I am confused about the issue of convexity in least squares estimation problems. Equivalent formulations of the problem seem to give rise to different convexity results.
As an illustration, consider a linear least squares problem with a positivity constraint:
$$\hat{\alpha} = \arg\min_{\alpha >0} F(\alpha) \qquad F(\alpha)=\sum^N_{n=1} (\alpha y_n - g_n)^2$$
where $y_n$ and $g_n$ are known. $F(\alpha)$ is known to be convex. This can be verified by seeing that the second derivative $\frac{\partial ^2 F}{\partial \alpha^2}=2\sum^N_{n=1}y_n^2$ is non-negative.

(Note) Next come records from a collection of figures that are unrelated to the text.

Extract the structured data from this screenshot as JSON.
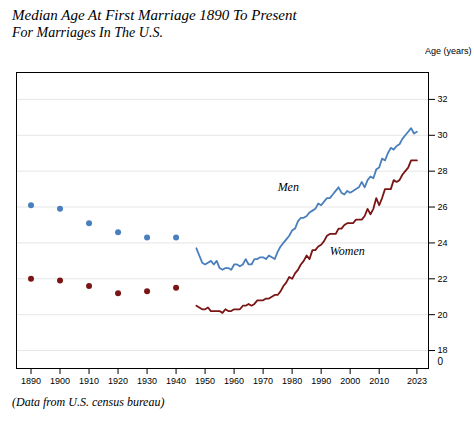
{
  "chart_data": {
    "type": "line",
    "title": "Median Age At First Marriage 1890 To Present",
    "subtitle": "For Marriages In The U.S.",
    "caption": "(Data from U.S. census bureau)",
    "ylabel": "Age (years)",
    "series": [
      {
        "name": "Men",
        "type": "scatter",
        "color": "#4a7fbd",
        "x": [
          1890,
          1900,
          1910,
          1920,
          1930,
          1940
        ],
        "values": [
          26.1,
          25.9,
          25.1,
          24.6,
          24.3,
          24.3
        ]
      },
      {
        "name": "Women",
        "type": "scatter",
        "color": "#7a1515",
        "x": [
          1890,
          1900,
          1910,
          1920,
          1930,
          1940
        ],
        "values": [
          22.0,
          21.9,
          21.6,
          21.2,
          21.3,
          21.5
        ]
      },
      {
        "name": "Men",
        "type": "line",
        "color": "#4a7fbd",
        "x": [
          1947,
          1948,
          1949,
          1950,
          1951,
          1952,
          1953,
          1954,
          1955,
          1956,
          1957,
          1958,
          1959,
          1960,
          1961,
          1962,
          1963,
          1964,
          1965,
          1966,
          1967,
          1968,
          1969,
          1970,
          1971,
          1972,
          1973,
          1974,
          1975,
          1976,
          1977,
          1978,
          1979,
          1980,
          1981,
          1982,
          1983,
          1984,
          1985,
          1986,
          1987,
          1988,
          1989,
          1990,
          1991,
          1992,
          1993,
          1994,
          1995,
          1996,
          1997,
          1998,
          1999,
          2000,
          2001,
          2002,
          2003,
          2004,
          2005,
          2006,
          2007,
          2008,
          2009,
          2010,
          2011,
          2012,
          2013,
          2014,
          2015,
          2016,
          2017,
          2018,
          2019,
          2020,
          2021,
          2022,
          2023
        ],
        "values": [
          23.7,
          23.3,
          22.9,
          22.8,
          22.9,
          23.0,
          22.8,
          23.0,
          22.6,
          22.5,
          22.6,
          22.6,
          22.5,
          22.8,
          22.8,
          22.7,
          22.8,
          23.1,
          22.8,
          22.8,
          23.1,
          23.1,
          23.2,
          23.2,
          23.1,
          23.3,
          23.2,
          23.1,
          23.5,
          23.8,
          24.0,
          24.2,
          24.4,
          24.7,
          24.8,
          25.2,
          25.4,
          25.4,
          25.5,
          25.7,
          25.8,
          25.9,
          26.2,
          26.1,
          26.3,
          26.5,
          26.5,
          26.7,
          26.9,
          27.1,
          26.8,
          26.7,
          26.9,
          26.8,
          26.9,
          27.0,
          27.1,
          27.4,
          27.1,
          27.5,
          27.7,
          27.6,
          28.1,
          28.2,
          28.7,
          28.6,
          29.0,
          29.3,
          29.2,
          29.4,
          29.5,
          29.8,
          30.0,
          30.2,
          30.4,
          30.1,
          30.2
        ]
      },
      {
        "name": "Women",
        "type": "line",
        "color": "#7a1515",
        "x": [
          1947,
          1948,
          1949,
          1950,
          1951,
          1952,
          1953,
          1954,
          1955,
          1956,
          1957,
          1958,
          1959,
          1960,
          1961,
          1962,
          1963,
          1964,
          1965,
          1966,
          1967,
          1968,
          1969,
          1970,
          1971,
          1972,
          1973,
          1974,
          1975,
          1976,
          1977,
          1978,
          1979,
          1980,
          1981,
          1982,
          1983,
          1984,
          1985,
          1986,
          1987,
          1988,
          1989,
          1990,
          1991,
          1992,
          1993,
          1994,
          1995,
          1996,
          1997,
          1998,
          1999,
          2000,
          2001,
          2002,
          2003,
          2004,
          2005,
          2006,
          2007,
          2008,
          2009,
          2010,
          2011,
          2012,
          2013,
          2014,
          2015,
          2016,
          2017,
          2018,
          2019,
          2020,
          2021,
          2022,
          2023
        ],
        "values": [
          20.5,
          20.4,
          20.3,
          20.3,
          20.4,
          20.2,
          20.2,
          20.2,
          20.2,
          20.1,
          20.3,
          20.2,
          20.2,
          20.3,
          20.3,
          20.3,
          20.5,
          20.5,
          20.6,
          20.5,
          20.6,
          20.8,
          20.8,
          20.8,
          20.9,
          20.9,
          21.0,
          21.1,
          21.1,
          21.3,
          21.6,
          21.8,
          22.1,
          22.0,
          22.3,
          22.5,
          22.8,
          23.0,
          23.3,
          23.1,
          23.6,
          23.6,
          23.8,
          23.9,
          24.1,
          24.4,
          24.5,
          24.5,
          24.5,
          24.8,
          24.8,
          25.0,
          25.1,
          25.1,
          25.1,
          25.3,
          25.3,
          25.3,
          25.5,
          25.9,
          25.6,
          25.9,
          26.5,
          26.1,
          26.5,
          27.0,
          27.0,
          27.0,
          27.5,
          27.4,
          27.5,
          27.8,
          28.0,
          28.2,
          28.6,
          28.6,
          28.6
        ]
      }
    ],
    "annotations": [
      {
        "text": "Men",
        "x": 1975,
        "y": 26.8
      },
      {
        "text": "Women",
        "x": 1993,
        "y": 23.2
      },
      {
        "text": "0"
      }
    ],
    "xlim": [
      1885,
      2027
    ],
    "xticks": [
      1890,
      1900,
      1910,
      1920,
      1930,
      1940,
      1950,
      1960,
      1970,
      1980,
      1990,
      2000,
      2010,
      2023
    ],
    "ylim": [
      17.0,
      33.5
    ],
    "yticks": [
      18,
      20,
      22,
      24,
      26,
      28,
      30,
      32
    ],
    "grid": true
  }
}
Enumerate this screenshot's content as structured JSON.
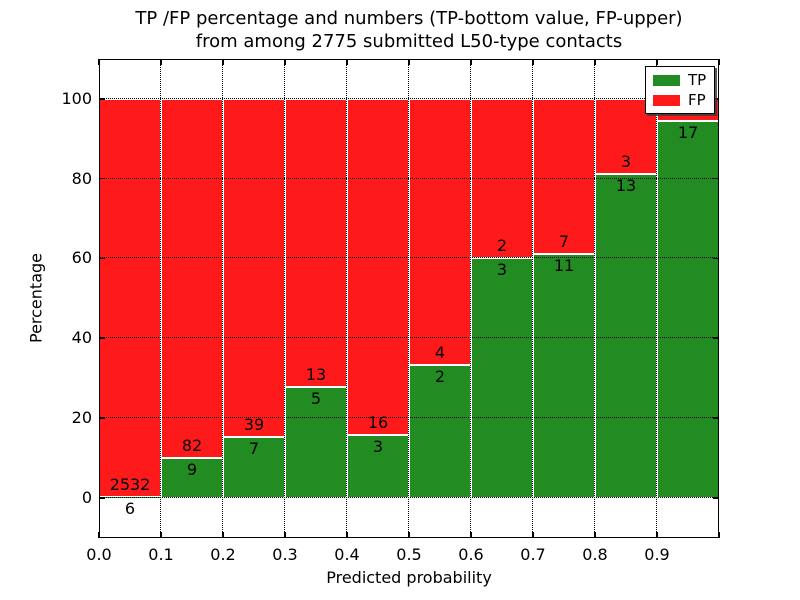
{
  "chart_data": {
    "type": "bar",
    "stacked": true,
    "title_lines": [
      "TP /FP percentage and numbers (TP-bottom value, FP-upper)",
      "from among 2775 submitted L50-type contacts"
    ],
    "title": "TP /FP percentage and numbers (TP-bottom value, FP-upper) from among 2775 submitted L50-type contacts",
    "xlabel": "Predicted probability",
    "ylabel": "Percentage",
    "xlim": [
      0.0,
      1.0
    ],
    "ylim": [
      -10.1,
      110
    ],
    "grid": "dotted",
    "units": "percent-stacked-to-100",
    "series_colors": {
      "tp": "#228b22",
      "fp": "#fe1a1a"
    },
    "legend": {
      "position": "upper right",
      "items": [
        {
          "key": "tp",
          "label": "TP",
          "color": "#228b22"
        },
        {
          "key": "fp",
          "label": "FP",
          "color": "#fe1a1a"
        }
      ]
    },
    "y_ticks": [
      {
        "v": 0,
        "label": "0"
      },
      {
        "v": 20,
        "label": "20"
      },
      {
        "v": 40,
        "label": "40"
      },
      {
        "v": 60,
        "label": "60"
      },
      {
        "v": 80,
        "label": "80"
      },
      {
        "v": 100,
        "label": "100"
      }
    ],
    "x_ticks": [
      {
        "v": 0.0,
        "label": "0.0"
      },
      {
        "v": 0.1,
        "label": "0.1"
      },
      {
        "v": 0.2,
        "label": "0.2"
      },
      {
        "v": 0.3,
        "label": "0.3"
      },
      {
        "v": 0.4,
        "label": "0.4"
      },
      {
        "v": 0.5,
        "label": "0.5"
      },
      {
        "v": 0.6,
        "label": "0.6"
      },
      {
        "v": 0.7,
        "label": "0.7"
      },
      {
        "v": 0.8,
        "label": "0.8"
      },
      {
        "v": 0.9,
        "label": "0.9"
      },
      {
        "v": 1.0,
        "label": ""
      }
    ],
    "bars": [
      {
        "bin": "0.0-0.1",
        "tp": 6,
        "fp": 2532
      },
      {
        "bin": "0.1-0.2",
        "tp": 9,
        "fp": 82
      },
      {
        "bin": "0.2-0.3",
        "tp": 7,
        "fp": 39
      },
      {
        "bin": "0.3-0.4",
        "tp": 5,
        "fp": 13
      },
      {
        "bin": "0.4-0.5",
        "tp": 3,
        "fp": 16
      },
      {
        "bin": "0.5-0.6",
        "tp": 2,
        "fp": 4
      },
      {
        "bin": "0.6-0.7",
        "tp": 3,
        "fp": 2
      },
      {
        "bin": "0.7-0.8",
        "tp": 11,
        "fp": 7
      },
      {
        "bin": "0.8-0.9",
        "tp": 13,
        "fp": 3
      },
      {
        "bin": "0.9-1.0",
        "tp": 17,
        "fp": 1,
        "fp_label_visible": false
      }
    ]
  }
}
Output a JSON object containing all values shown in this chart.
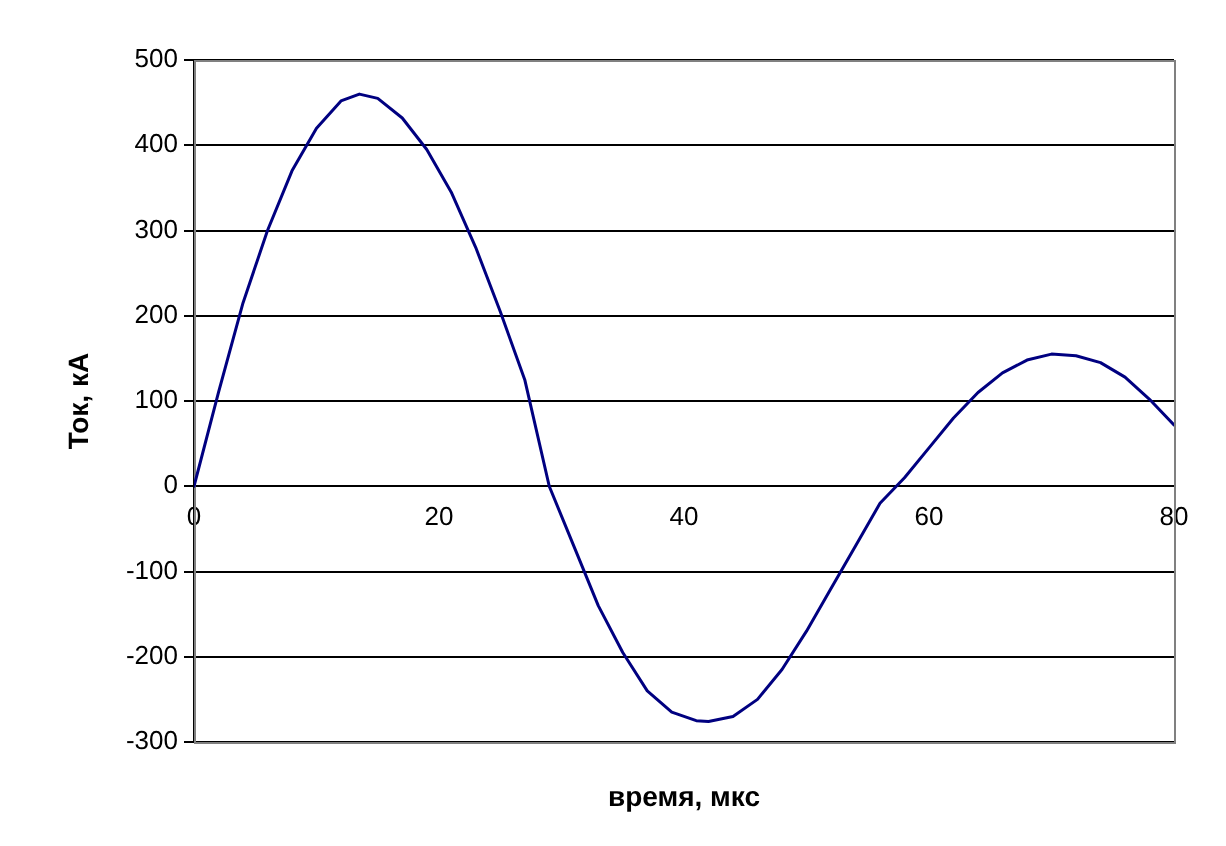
{
  "chart_data": {
    "type": "line",
    "xlabel": "время, мкс",
    "ylabel": "Ток, кА",
    "xlim": [
      0,
      80
    ],
    "xticks": [
      0,
      20,
      40,
      60,
      80
    ],
    "ylim": [
      -300,
      500
    ],
    "yticks": [
      -300,
      -200,
      -100,
      0,
      100,
      200,
      300,
      400,
      500
    ],
    "grid": "y",
    "legend": false,
    "marker": "none",
    "line_style": "solid",
    "series": [
      {
        "color": "#000080",
        "x": [
          0,
          2,
          4,
          6,
          8,
          10,
          12,
          13.5,
          15,
          17,
          19,
          21,
          23,
          25,
          27,
          29,
          31,
          33,
          35,
          37,
          39,
          41,
          42,
          44,
          46,
          48,
          50,
          52,
          54,
          56,
          58,
          60,
          62,
          64,
          66,
          68,
          70,
          72,
          74,
          76,
          78,
          80
        ],
        "values": [
          0,
          110,
          215,
          300,
          370,
          420,
          452,
          460,
          455,
          432,
          395,
          345,
          280,
          205,
          125,
          0,
          -70,
          -140,
          -195,
          -240,
          -265,
          -275,
          -276,
          -270,
          -250,
          -215,
          -170,
          -120,
          -70,
          -20,
          10,
          45,
          80,
          110,
          133,
          148,
          155,
          153,
          145,
          128,
          102,
          72
        ]
      }
    ]
  }
}
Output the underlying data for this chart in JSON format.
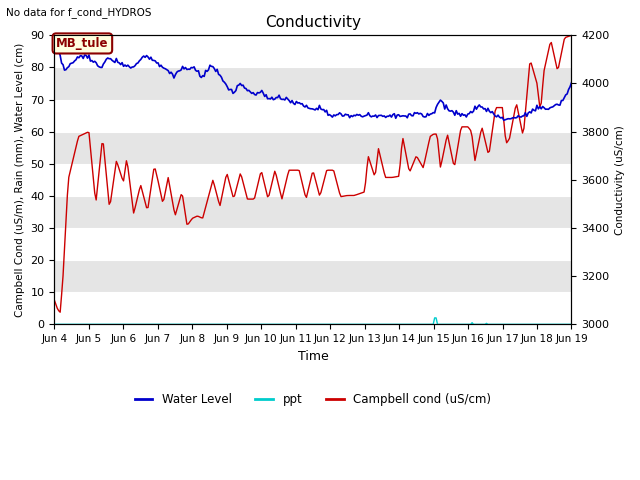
{
  "title": "Conductivity",
  "top_left_text": "No data for f_cond_HYDROS",
  "xlabel": "Time",
  "ylabel_left": "Campbell Cond (uS/m), Rain (mm), Water Level (cm)",
  "ylabel_right": "Conductivity (uS/cm)",
  "annotation_label": "MB_tule",
  "ylim_left": [
    0,
    90
  ],
  "ylim_right": [
    3000,
    4200
  ],
  "yticks_left": [
    0,
    10,
    20,
    30,
    40,
    50,
    60,
    70,
    80,
    90
  ],
  "yticks_right": [
    3000,
    3200,
    3400,
    3600,
    3800,
    4000,
    4200
  ],
  "xtick_labels": [
    "Jun 4",
    "Jun 5",
    "Jun 6",
    "Jun 7",
    "Jun 8",
    "Jun 9",
    "Jun 10",
    "Jun 11",
    "Jun 12",
    "Jun 13",
    "Jun 14",
    "Jun 15",
    "Jun 16",
    "Jun 17",
    "Jun 18",
    "Jun 19"
  ],
  "background_color": "#ffffff",
  "plot_bg_color": "#e5e5e5",
  "grid_color": "#ffffff",
  "water_level_color": "#0000cc",
  "ppt_color": "#00cccc",
  "campbell_color": "#cc0000",
  "legend_entries": [
    "Water Level",
    "ppt",
    "Campbell cond (uS/cm)"
  ],
  "figsize": [
    6.4,
    4.8
  ],
  "dpi": 100
}
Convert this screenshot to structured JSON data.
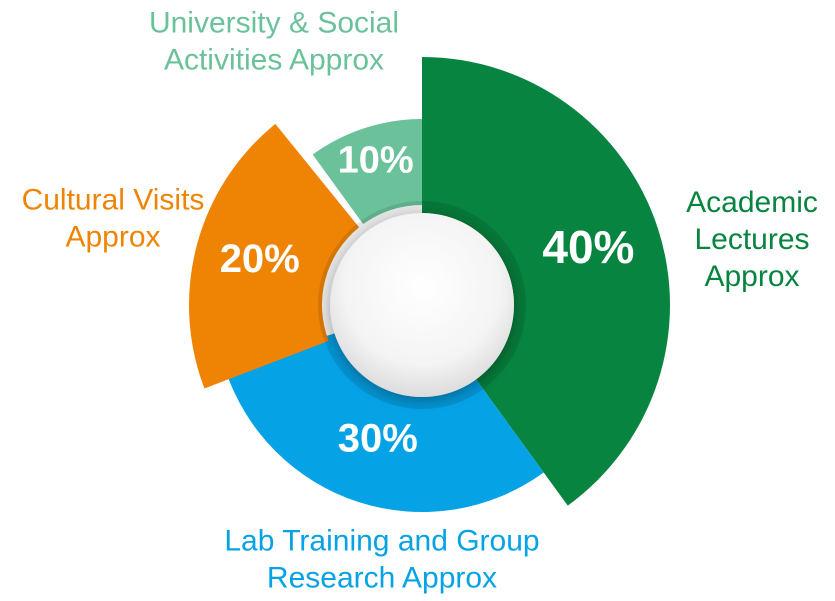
{
  "chart_data": {
    "type": "pie",
    "variant": "donut",
    "categories": [
      "Academic Lectures Approx",
      "Lab Training and Group Research Approx",
      "Cultural Visits Approx",
      "University & Social Activities Approx"
    ],
    "category_lines": [
      [
        "Academic",
        "Lectures",
        "Approx"
      ],
      [
        "Lab Training and Group",
        "Research Approx"
      ],
      [
        "Cultural Visits",
        "Approx"
      ],
      [
        "University & Social",
        "Activities Approx"
      ]
    ],
    "values": [
      40,
      30,
      20,
      10
    ],
    "value_labels": [
      "40%",
      "30%",
      "20%",
      "10%"
    ],
    "colors": [
      "#07843f",
      "#05a2e6",
      "#ef8404",
      "#6bc29a"
    ],
    "exploded": [
      true,
      false,
      true,
      false
    ],
    "start_angle": "12 o'clock",
    "direction": "clockwise",
    "legend": "none"
  }
}
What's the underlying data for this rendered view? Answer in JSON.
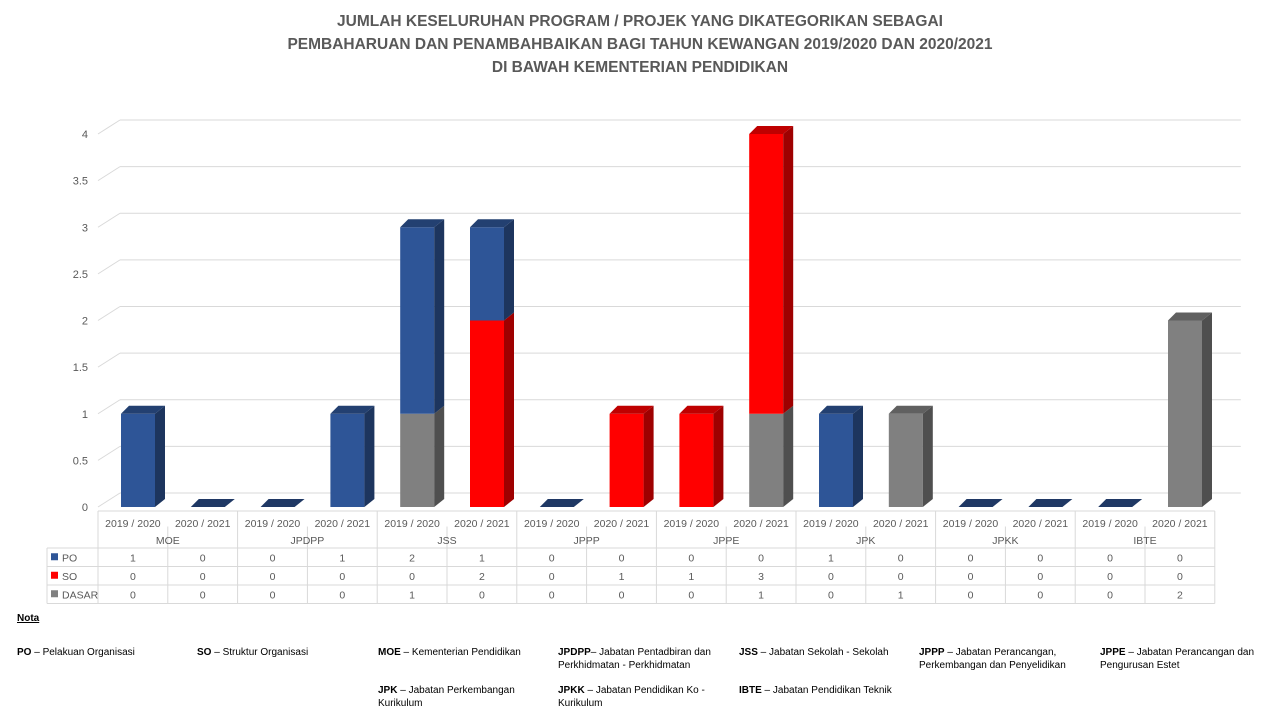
{
  "chart_data": {
    "type": "bar",
    "stacked": true,
    "three_d": true,
    "title_lines": [
      "JUMLAH KESELURUHAN PROGRAM / PROJEK YANG DIKATEGORIKAN SEBAGAI",
      "PEMBAHARUAN DAN PENAMBAHBAIKAN BAGI TAHUN  KEWANGAN 2019/2020 DAN 2020/2021",
      "DI BAWAH KEMENTERIAN PENDIDIKAN"
    ],
    "ylim": [
      0,
      4
    ],
    "yticks": [
      "0",
      "0.5",
      "1",
      "1.5",
      "2",
      "2.5",
      "3",
      "3.5",
      "4"
    ],
    "ytick_values": [
      0,
      0.5,
      1,
      1.5,
      2,
      2.5,
      3,
      3.5,
      4
    ],
    "grid": true,
    "groups": [
      "MOE",
      "JPDPP",
      "JSS",
      "JPPP",
      "JPPE",
      "JPK",
      "JPKK",
      "IBTE"
    ],
    "categories": [
      "2019 / 2020",
      "2020 / 2021",
      "2019 / 2020",
      "2020 / 2021",
      "2019 / 2020",
      "2020 / 2021",
      "2019 / 2020",
      "2020 / 2021",
      "2019 / 2020",
      "2020 / 2021",
      "2019 / 2020",
      "2020 / 2021",
      "2019 / 2020",
      "2020 / 2021",
      "2019 / 2020",
      "2020 / 2021"
    ],
    "series": [
      {
        "name": "PO",
        "color": "#2E5597",
        "values": [
          1,
          0,
          0,
          1,
          2,
          1,
          0,
          0,
          0,
          0,
          1,
          0,
          0,
          0,
          0,
          0
        ]
      },
      {
        "name": "SO",
        "color": "#FF0000",
        "values": [
          0,
          0,
          0,
          0,
          0,
          2,
          0,
          1,
          1,
          3,
          0,
          0,
          0,
          0,
          0,
          0
        ]
      },
      {
        "name": "DASAR",
        "color": "#808080",
        "values": [
          0,
          0,
          0,
          0,
          1,
          0,
          0,
          0,
          0,
          1,
          0,
          1,
          0,
          0,
          0,
          2
        ]
      }
    ],
    "stack_order_bottom_to_top": [
      "DASAR",
      "SO",
      "PO"
    ],
    "legend": "data-table"
  },
  "notes": {
    "heading": "Nota",
    "items": [
      {
        "abbr": "PO",
        "text": "Pelakuan Organisasi"
      },
      {
        "abbr": "SO",
        "text": "Struktur Organisasi"
      },
      {
        "abbr": "MOE",
        "text": "Kementerian Pendidikan"
      },
      {
        "abbr": "JPDPP",
        "text": "Jabatan Pentadbiran dan Perkhidmatan - Perkhidmatan"
      },
      {
        "abbr": "JSS",
        "text": "Jabatan Sekolah - Sekolah"
      },
      {
        "abbr": "JPPP",
        "text": "Jabatan Perancangan, Perkembangan dan Penyelidikan"
      },
      {
        "abbr": "JPPE",
        "text": "Jabatan Perancangan dan Pengurusan Estet"
      },
      {
        "abbr": "JPK",
        "text": "Jabatan Perkembangan Kurikulum"
      },
      {
        "abbr": "JPKK",
        "text": "Jabatan Pendidikan Ko - Kurikulum"
      },
      {
        "abbr": "IBTE",
        "text": "Jabatan Pendidikan Teknik"
      }
    ]
  }
}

Now, consider an equivalent non-linear parameterization ($\tilde\alpha=1/\alpha$) of the same problem:
$$\hat{\tilde\alpha} = \arg\min_{\tilde\alpha>0} \tilde{F}(\tilde{\alpha}) \qquad \tilde{F}(\tilde\alpha)=\sum^N_{n=1} (y_n/\tilde{\alpha} - g_n)^2$$ with $\hat{\tilde\alpha}=1/\hat{\alpha}$. The first derivative of $ \tilde{F}(\tilde{\alpha})$ is:
$$\frac{\partial \tilde{F}}{\partial \tilde{\alpha}}=-2\sum^N_{n=1} (y_n/\tilde{\alpha} - g_n)/\tilde{\alpha}^2. $$ Differentiating once again yields:
$$\frac{\partial^2 \tilde{F}}{\partial \tilde{\alpha}^2}=-2\sum^N_{n=1} \frac{\partial}{\partial \alpha}(y_n/\tilde{\alpha} - g_n)/\tilde{\alpha}^2 = \sum^N_{n=1} 6 y_n/\tilde{\alpha}^4 - 4g_n/\tilde{\alpha}^3$$
which, in general, may be positive or negative, implying that this new (but equivalent) optimization problem is non-convex.
Convexity requires:
$$\tilde{F}(c\tilde{\alpha_1} + (1-c)\tilde{\alpha_2}) \le c\tilde{F}(\tilde{\alpha_1}) + (1-c)\tilde{F}(\tilde{\alpha_2})\qquad\forall c\in[0,1],~~\forall \tilde{\alpha}_1,~\tilde{\alpha}_2>0$$
Next, consider a special case where:
$$y_n = g_n,~~c=.5,~~\tilde{\alpha}_1=2,~~\tilde{\alpha}_1=4.$$
Thus:
$$\tilde{F}(c\tilde{\alpha_1} + (1-c)\tilde{\alpha_2}) =\tilde{F}(3)=N 4/9$$
$$c\tilde{F}(\tilde{\alpha_1}) + (1-c)\tilde{F}(\tilde{\alpha_2}) =0.5\tilde{F}(2) + 0.5\tilde{F}(4)=0.5N(1/4+9/16)=N(1/8 + 9/32)$$
which means there are cases where $\tilde{F}(c\tilde{\alpha_1} + (1-c)\tilde{\alpha_2}) > c\tilde{F}(\tilde{\alpha_1}) + (1-c)\tilde{F}(\tilde{\alpha_2})$, which implies that the cost function $\tilde{F}(\tilde{\alpha})$ is not convex.
How is it that these two seemingly equivalent problem formulations have different convexity? And, if I haven't made errors above, does the absence of convexity for $\tilde{F}(\tilde{\alpha})$ mean that I should be concerned with local minima? I don't think that happens for this simple example.